Service In The Australian Government

Prior to joining the UN, Dr. Kohona was with the Australian Department of Foreign Affairs and Trade. His last position there was as head of the Trade and Investment Section of the Department. Previously he had been assigned to Australia’s Uruguay Round negotiating team with specific responsibility for the institutional mechanism and the dispute settlement unit. In 1989 he was posted to the Australian Permanent Mission in Geneva with specific responsibility for environmental issues.

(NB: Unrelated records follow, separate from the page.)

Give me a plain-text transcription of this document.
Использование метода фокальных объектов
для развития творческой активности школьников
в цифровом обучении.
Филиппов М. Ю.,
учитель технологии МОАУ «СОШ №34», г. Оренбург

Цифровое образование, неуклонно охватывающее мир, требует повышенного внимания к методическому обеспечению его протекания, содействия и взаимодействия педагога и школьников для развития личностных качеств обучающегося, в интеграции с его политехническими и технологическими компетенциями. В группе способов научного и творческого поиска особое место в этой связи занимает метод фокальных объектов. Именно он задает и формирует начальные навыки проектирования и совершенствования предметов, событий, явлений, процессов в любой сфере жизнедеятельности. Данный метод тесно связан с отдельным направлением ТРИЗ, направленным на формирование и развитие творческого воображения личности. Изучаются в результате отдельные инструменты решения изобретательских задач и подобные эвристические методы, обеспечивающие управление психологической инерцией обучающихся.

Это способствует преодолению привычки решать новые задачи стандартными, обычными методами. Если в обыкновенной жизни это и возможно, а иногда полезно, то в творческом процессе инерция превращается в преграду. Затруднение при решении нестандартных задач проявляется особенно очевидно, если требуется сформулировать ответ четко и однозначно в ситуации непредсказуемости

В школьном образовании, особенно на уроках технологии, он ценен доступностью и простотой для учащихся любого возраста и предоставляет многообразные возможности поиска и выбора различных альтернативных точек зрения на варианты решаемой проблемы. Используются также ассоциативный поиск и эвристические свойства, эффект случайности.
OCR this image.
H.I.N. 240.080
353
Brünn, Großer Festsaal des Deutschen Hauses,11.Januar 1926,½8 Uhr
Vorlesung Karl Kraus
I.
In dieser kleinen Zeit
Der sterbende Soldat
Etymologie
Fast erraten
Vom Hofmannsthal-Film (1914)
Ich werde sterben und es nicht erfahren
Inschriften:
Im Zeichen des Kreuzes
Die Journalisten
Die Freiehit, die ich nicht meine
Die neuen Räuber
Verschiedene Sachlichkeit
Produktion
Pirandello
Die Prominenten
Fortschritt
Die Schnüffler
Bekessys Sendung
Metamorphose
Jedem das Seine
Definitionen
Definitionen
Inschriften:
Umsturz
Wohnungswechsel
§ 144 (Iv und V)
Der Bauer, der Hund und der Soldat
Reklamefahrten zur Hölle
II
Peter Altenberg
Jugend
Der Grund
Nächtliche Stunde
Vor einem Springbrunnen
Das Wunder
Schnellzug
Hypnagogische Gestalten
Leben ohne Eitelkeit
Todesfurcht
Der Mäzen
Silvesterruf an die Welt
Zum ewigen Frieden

In Geneva he chaired the negotiating group that developed the compliance mechanism under the Montreal Protocol to the Convention on the Ozone Layer and was a member of the Working Group on the liability mechanism under the Basel Convention on Hazardous Wastes. In 1988 Dr. Kohona led the Australian delegation to the UNCTAD Trade and Development Board.

Return To Sri Lanka

He returned to Sri Lanka at the invitation of President Mahinda Rajapaksea. During the Sri Lankan Peace Process facilitated by Norway and backed by the UN, US. EU and Japan, he was Secretary-General of the Government Peace Secretariat (2006). As Secretary General Dr. Kohona participated in two rounds of peace negotiations with the LTTE in Geneva and led the delegation to a session in Oslo.

Dr. Kohona was a member of the Sri Lankan delegation to the UN General Assembly in 2006 and 2008. He had led official level delegations to a range of countries to discuss bilateral and multilateral matters. More recently, he had been working with President Gotabaya Rajapaksa’s outreach organization Viyathmaga (Professionals for a Better Future).